By Victoria Calderon
• Leader & Times
The Housing Incentive Program was a hot topic at Tuesday’s Liberal City Commission meeting.
This new housing program is an amended version of the Builder Incentive Program that was presented to the city at a housing work session on May 29. Since that work session, the Housing Incentive Program itself had been subject to a few minor changes as well.
The program is designed to give a $4,000 incentive to the buyer of a brand new home. Whether the home is built by the owner or bought fresh off the market, this incentive is available to anyone who buys a newly constructed house.
The funds for this program are pulled from the 1-cent sales tax, and the budget is not expected to exceed $160,000 per year unless approved by the commission.
There are several requirements the new house must fit in order to be eligible for the incentive. The dwelling must have three bedrooms and two bathrooms. However, an adjustment made to that was the exclusion of a square footage requirement. The home does not have to cover a certain area, as long as it covers the bed/bathrooom condition, as well as it must be built on a permanent foundation. The homeowner must also own the lot the home sits on.
The commission hopes to bring new employees to Liberal through this program. They think that, if employers get the word out to potential employees that Liberal has an incentive program for new houses, it will bring growth and an improved housing market to the community.
Homeowners are not the only people benefitting from this program. Developers can also receive an incentive if they have constructed a speculative house that has been on the market for 90 days and has not yet been purchased. This addition is to encourage those interested in becoming a developer in Liberal to take that step.
Commissioner Joe Denoyer has already found several people interested in the developer incentive program.
“Talking with this developer this afternoon, he told me that he’s got some nontraditional type developers that are very interested in now becoming developers,” Denoyer said. “There were four different developers that he had told me about that they would probably take advantage of this.”
However, an issue brought up from past housing incentive programs was that they would focus too much on the contractor rather than the homeowner. Housing and Community Development Director Karen LaFreniere refuted that claim.
“On the developer’s incentive, we have had that since 2008, I believe, and we haven’t had development from that,” she stated. “We have $75,000 a year budgeted, and we’ve used less than that.”
Rental property is also covered in the Housing Incentive Program. Rental properties receive $750 per unit for the first 10 rental units. Any unit past 10 receives a $250 incentive. This part of the program is meant to allow small rental facilities to thrive, since smaller properties would be more profitable in this instance.
The commission discussed several other communities across the state that have installed programs similar to this in their own cities.

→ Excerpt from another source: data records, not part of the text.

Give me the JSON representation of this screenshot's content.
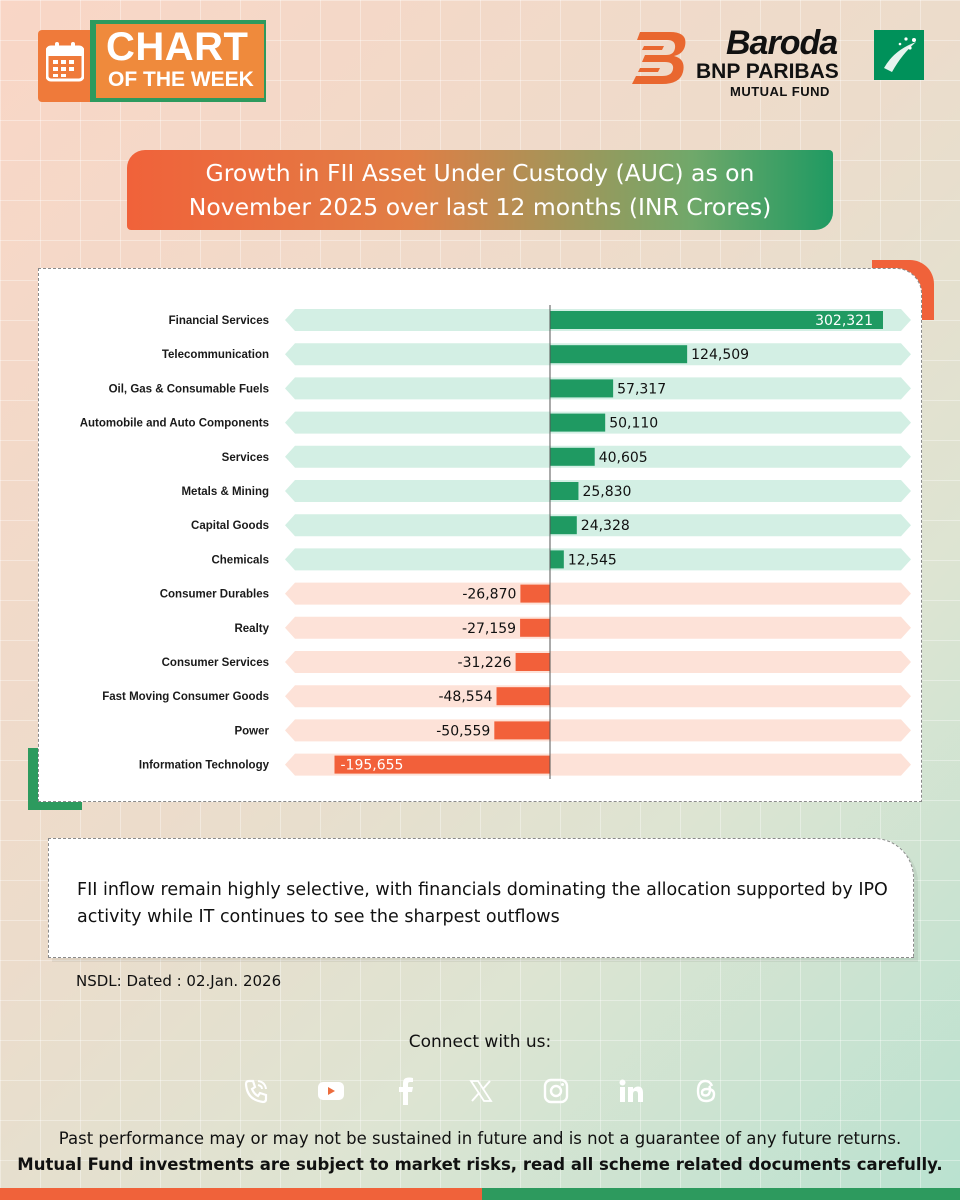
{
  "badge": {
    "line1": "CHART",
    "line2": "OF THE WEEK"
  },
  "logo": {
    "line1": "Baroda",
    "line2": "BNP PARIBAS",
    "line3": "MUTUAL FUND"
  },
  "title": {
    "line1": "Growth in FII Asset Under Custody (AUC) as on",
    "line2": "November 2025 over last 12 months (INR Crores)"
  },
  "colors": {
    "positive": "#1f9a62",
    "negative": "#f2603a",
    "positive_band": "#d3efe4",
    "negative_band": "#fde2d8",
    "orange": "#ef7a3a",
    "green": "#2d9a5e"
  },
  "chart_data": {
    "type": "bar",
    "orientation": "horizontal",
    "title": "Growth in FII Asset Under Custody (AUC) as on November 2025 over last 12 months (INR Crores)",
    "xlabel": "",
    "ylabel": "",
    "xlim": [
      -200000,
      310000
    ],
    "categories": [
      "Financial Services",
      "Telecommunication",
      "Oil, Gas & Consumable Fuels",
      "Automobile and Auto Components",
      "Services",
      "Metals & Mining",
      "Capital Goods",
      "Chemicals",
      "Consumer Durables",
      "Realty",
      "Consumer Services",
      "Fast Moving Consumer Goods",
      "Power",
      "Information Technology"
    ],
    "values": [
      302321,
      124509,
      57317,
      50110,
      40605,
      25830,
      24328,
      12545,
      -26870,
      -27159,
      -31226,
      -48554,
      -50559,
      -195655
    ],
    "value_labels": [
      "302,321",
      "124,509",
      "57,317",
      "50,110",
      "40,605",
      "25,830",
      "24,328",
      "12,545",
      "-26,870",
      "-27,159",
      "-31,226",
      "-48,554",
      "-50,559",
      "-195,655"
    ]
  },
  "note": {
    "text": "FII inflow remain highly selective, with financials dominating the allocation supported by IPO activity while IT continues to see the sharpest outflows"
  },
  "source": "NSDL: Dated : 02.Jan. 2026",
  "connect": {
    "label": "Connect with us:"
  },
  "social": [
    {
      "name": "phone-icon",
      "color": "#ef6a3a"
    },
    {
      "name": "youtube-icon",
      "color": "#ec6c3d"
    },
    {
      "name": "facebook-icon",
      "color": "#d8774a"
    },
    {
      "name": "x-icon",
      "color": "#b58560"
    },
    {
      "name": "instagram-icon",
      "color": "#94886a"
    },
    {
      "name": "linkedin-icon",
      "color": "#6b9468"
    },
    {
      "name": "threads-icon",
      "color": "#2f9a62"
    }
  ],
  "disclaimer": {
    "line1": "Past performance may or may not be sustained in future and is not a guarantee of any future returns.",
    "line2": "Mutual Fund investments are subject to market risks, read all scheme related documents carefully."
  }
}
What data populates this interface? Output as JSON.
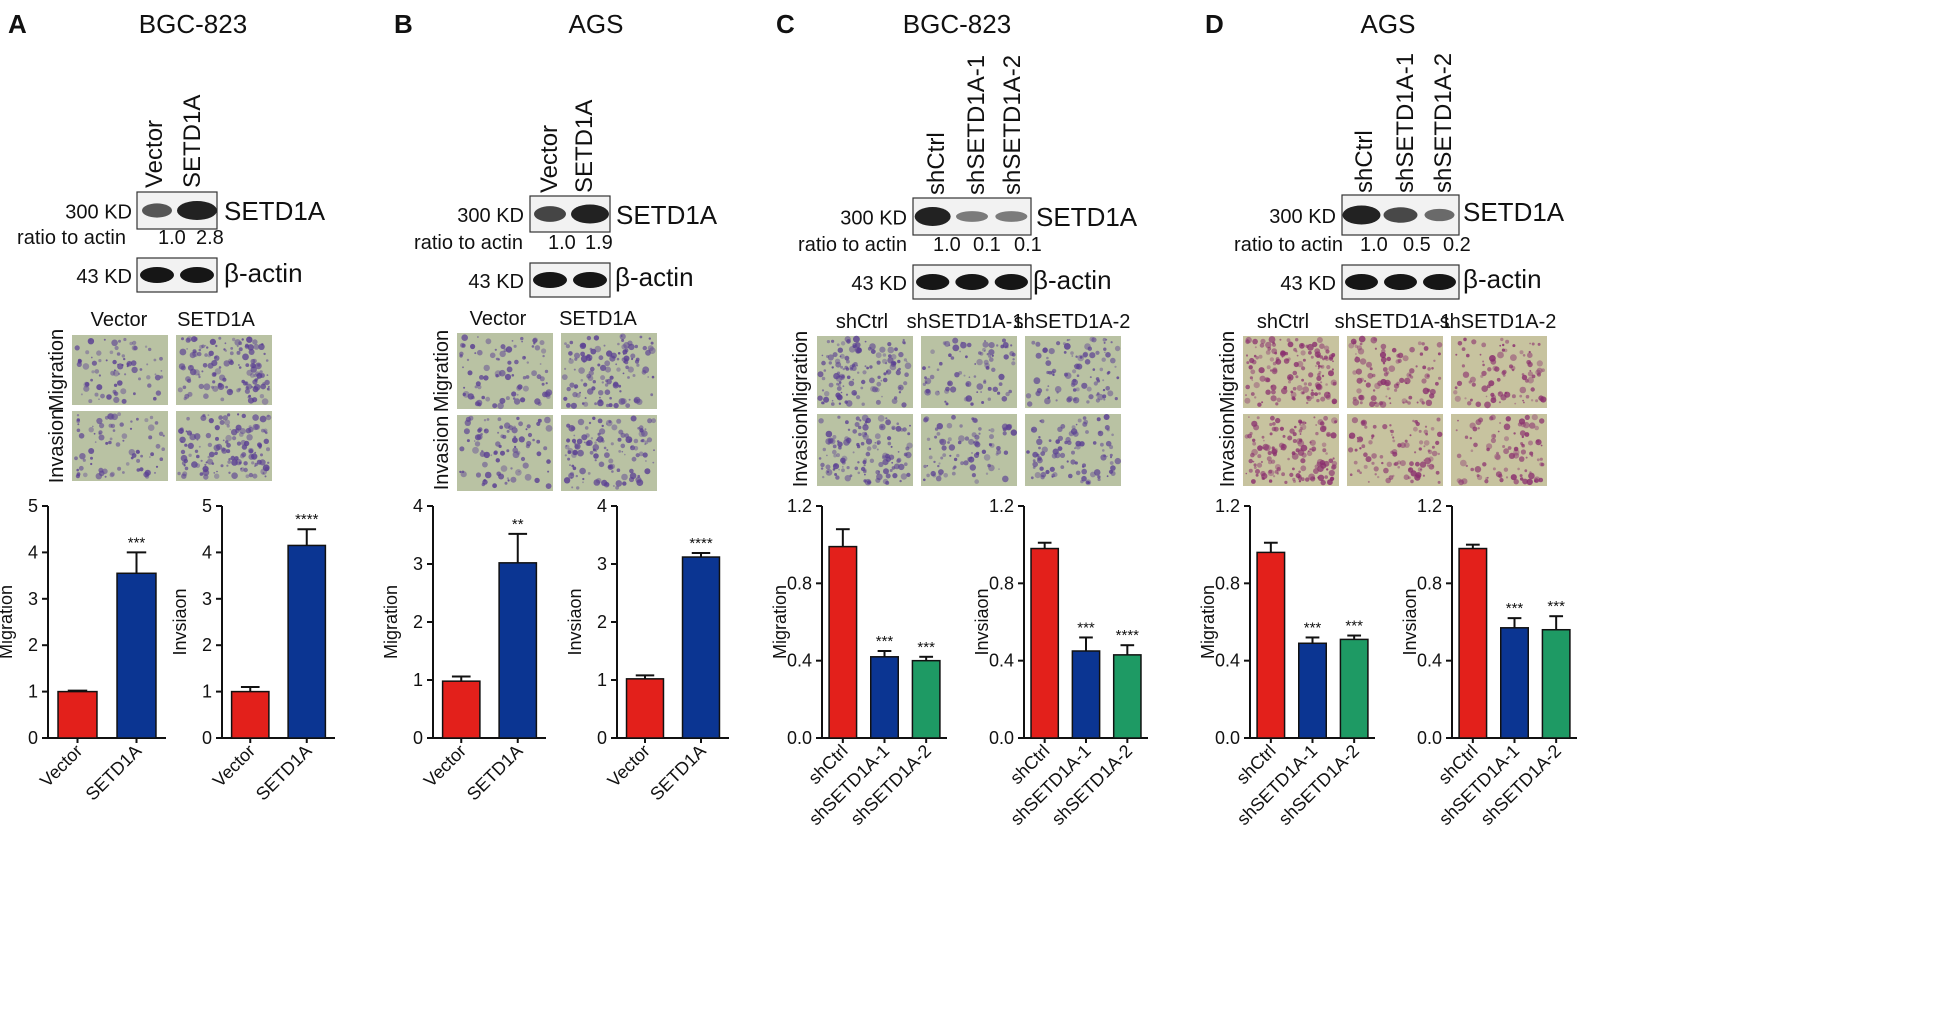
{
  "colors": {
    "red": "#e3201b",
    "blue": "#0b3592",
    "green": "#1e9a64",
    "micro_bg": "#b9c2a3",
    "micro_bg_pink": "#c7c39f",
    "stain": "#5a3f93"
  },
  "panels": [
    {
      "letter": "A",
      "cell_line": "BGC-823",
      "blot": {
        "lanes": [
          "Vector",
          "SETD1A"
        ],
        "target_mw": "300 KD",
        "target": "SETD1A",
        "ratio_label": "ratio to actin",
        "ratios": [
          "1.0",
          "2.8"
        ],
        "actin_mw": "43 KD",
        "actin": "β-actin"
      },
      "micro": {
        "cols": [
          "Vector",
          "SETD1A"
        ],
        "rows": [
          "Migration",
          "Invasion"
        ]
      }
    },
    {
      "letter": "B",
      "cell_line": "AGS",
      "blot": {
        "lanes": [
          "Vector",
          "SETD1A"
        ],
        "target_mw": "300 KD",
        "target": "SETD1A",
        "ratio_label": "ratio to actin",
        "ratios": [
          "1.0",
          "1.9"
        ],
        "actin_mw": "43 KD",
        "actin": "β-actin"
      },
      "micro": {
        "cols": [
          "Vector",
          "SETD1A"
        ],
        "rows": [
          "Migration",
          "Invasion"
        ]
      }
    },
    {
      "letter": "C",
      "cell_line": "BGC-823",
      "blot": {
        "lanes": [
          "shCtrl",
          "shSETD1A-1",
          "shSETD1A-2"
        ],
        "target_mw": "300 KD",
        "target": "SETD1A",
        "ratio_label": "ratio to actin",
        "ratios": [
          "1.0",
          "0.1",
          "0.1"
        ],
        "actin_mw": "43 KD",
        "actin": "β-actin"
      },
      "micro": {
        "cols": [
          "shCtrl",
          "shSETD1A-1",
          "shSETD1A-2"
        ],
        "rows": [
          "Migration",
          "Invasion"
        ]
      }
    },
    {
      "letter": "D",
      "cell_line": "AGS",
      "blot": {
        "lanes": [
          "shCtrl",
          "shSETD1A-1",
          "shSETD1A-2"
        ],
        "target_mw": "300 KD",
        "target": "SETD1A",
        "ratio_label": "ratio to actin",
        "ratios": [
          "1.0",
          "0.5",
          "0.2"
        ],
        "actin_mw": "43 KD",
        "actin": "β-actin"
      },
      "micro": {
        "cols": [
          "shCtrl",
          "shSETD1A-1",
          "shSETD1A-2"
        ],
        "rows": [
          "Migration",
          "Invasion"
        ]
      }
    }
  ],
  "chart_data": [
    {
      "panel": "A",
      "type": "bar",
      "ylabel": "Migration",
      "ylim": [
        0,
        5
      ],
      "yticks": [
        "0",
        "1",
        "2",
        "3",
        "4",
        "5"
      ],
      "categories": [
        "Vector",
        "SETD1A"
      ],
      "values": [
        1.0,
        3.55
      ],
      "errors": [
        0.02,
        0.45
      ],
      "significance": [
        "",
        "***"
      ],
      "bar_colors": [
        "#e3201b",
        "#0b3592"
      ]
    },
    {
      "panel": "A",
      "type": "bar",
      "ylabel": "Invsiaon",
      "ylim": [
        0,
        5
      ],
      "yticks": [
        "0",
        "1",
        "2",
        "3",
        "4",
        "5"
      ],
      "categories": [
        "Vector",
        "SETD1A"
      ],
      "values": [
        1.0,
        4.15
      ],
      "errors": [
        0.1,
        0.35
      ],
      "significance": [
        "",
        "****"
      ],
      "bar_colors": [
        "#e3201b",
        "#0b3592"
      ]
    },
    {
      "panel": "B",
      "type": "bar",
      "ylabel": "Migration",
      "ylim": [
        0,
        4
      ],
      "yticks": [
        "0",
        "1",
        "2",
        "3",
        "4"
      ],
      "categories": [
        "Vector",
        "SETD1A"
      ],
      "values": [
        0.98,
        3.02
      ],
      "errors": [
        0.08,
        0.5
      ],
      "significance": [
        "",
        "**"
      ],
      "bar_colors": [
        "#e3201b",
        "#0b3592"
      ]
    },
    {
      "panel": "B",
      "type": "bar",
      "ylabel": "Invsiaon",
      "ylim": [
        0,
        4
      ],
      "yticks": [
        "0",
        "1",
        "2",
        "3",
        "4"
      ],
      "categories": [
        "Vector",
        "SETD1A"
      ],
      "values": [
        1.02,
        3.12
      ],
      "errors": [
        0.06,
        0.07
      ],
      "significance": [
        "",
        "****"
      ],
      "bar_colors": [
        "#e3201b",
        "#0b3592"
      ]
    },
    {
      "panel": "C",
      "type": "bar",
      "ylabel": "Migration",
      "ylim": [
        0,
        1.2
      ],
      "yticks": [
        "0.0",
        "0.4",
        "0.8",
        "1.2"
      ],
      "categories": [
        "shCtrl",
        "shSETD1A-1",
        "shSETD1A-2"
      ],
      "values": [
        0.99,
        0.42,
        0.4
      ],
      "errors": [
        0.09,
        0.03,
        0.02
      ],
      "significance": [
        "",
        "***",
        "***"
      ],
      "bar_colors": [
        "#e3201b",
        "#0b3592",
        "#1e9a64"
      ]
    },
    {
      "panel": "C",
      "type": "bar",
      "ylabel": "Invsiaon",
      "ylim": [
        0,
        1.2
      ],
      "yticks": [
        "0.0",
        "0.4",
        "0.8",
        "1.2"
      ],
      "categories": [
        "shCtrl",
        "shSETD1A-1",
        "shSETD1A-2"
      ],
      "values": [
        0.98,
        0.45,
        0.43
      ],
      "errors": [
        0.03,
        0.07,
        0.05
      ],
      "significance": [
        "",
        "***",
        "****"
      ],
      "bar_colors": [
        "#e3201b",
        "#0b3592",
        "#1e9a64"
      ]
    },
    {
      "panel": "D",
      "type": "bar",
      "ylabel": "Migration",
      "ylim": [
        0,
        1.2
      ],
      "yticks": [
        "0.0",
        "0.4",
        "0.8",
        "1.2"
      ],
      "categories": [
        "shCtrl",
        "shSETD1A-1",
        "shSETD1A-2"
      ],
      "values": [
        0.96,
        0.49,
        0.51
      ],
      "errors": [
        0.05,
        0.03,
        0.02
      ],
      "significance": [
        "",
        "***",
        "***"
      ],
      "bar_colors": [
        "#e3201b",
        "#0b3592",
        "#1e9a64"
      ]
    },
    {
      "panel": "D",
      "type": "bar",
      "ylabel": "Invsiaon",
      "ylim": [
        0,
        1.2
      ],
      "yticks": [
        "0.0",
        "0.4",
        "0.8",
        "1.2"
      ],
      "categories": [
        "shCtrl",
        "shSETD1A-1",
        "shSETD1A-2"
      ],
      "values": [
        0.98,
        0.57,
        0.56
      ],
      "errors": [
        0.02,
        0.05,
        0.07
      ],
      "significance": [
        "",
        "***",
        "***"
      ],
      "bar_colors": [
        "#e3201b",
        "#0b3592",
        "#1e9a64"
      ]
    }
  ]
}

City Manager Mark Hall looked particularly at Wichita’s housing program.
“Wichita has come out with the new program, for the first 1,000 homes, the homeowner... will receive the incentive,” he said. “This is taking from the program that didn’t give that to the homeowner.”
Denoyer had previously spoken with John Deardoff, city manager of Hutchinson.
“They are utilizing a neighborhood revitalization, and he told me that was not working as they thought it was,” Denoyer said. “When I presented what we have here, he was envious. Thought that if they had something to piggyback with neighborhood revitalization, they would see more growth and more homes developed.”
He also brought up the disadvantages of the towns in more rural areas, such as Altima and Leoti, in comparison to the advantages Liberal has.
“Those in the more rural areas felt that we had an advantage with the one cent sales tax to offer incentives that they couldn’t,” he said.
Despite the perks of the program, citizen John Smith brought up a few concerns with new housing.
“Incentive to a home buyer does not provide any more lots for building,” he explained to the commission. “The assessments that were done last year said that the city has a shortage of buildable lots. And I don’t see how this is going to create that.”
Despite a few issues with the program, it gained the support of the majority the commission.
“What I like about this, is that this is a guideline that we can look at each case, case-by-case, and if we need to tweak it as things are brought to us, we can do that,” Denoyer said. “But we need a starting point. I believe this gives us that starting point.”
A motion was made to consider approval of the Housing Incentive Program. The consideration to approve was passed 4-1 by the commission, with commissioner Ron Warren against.
Although Warren had some apprehension about how the program is to be implemented, he still holds that something needs to be done about housing in Liberal.
“I do appreciate the fact that everybody’s wanting to see something happen and working to make something happen. I also, myself, realize that I don’t have the answers,” he told the commission. “It’s a tough issue, trying to figure out how to make housing move. Hopefully, we figure it out.”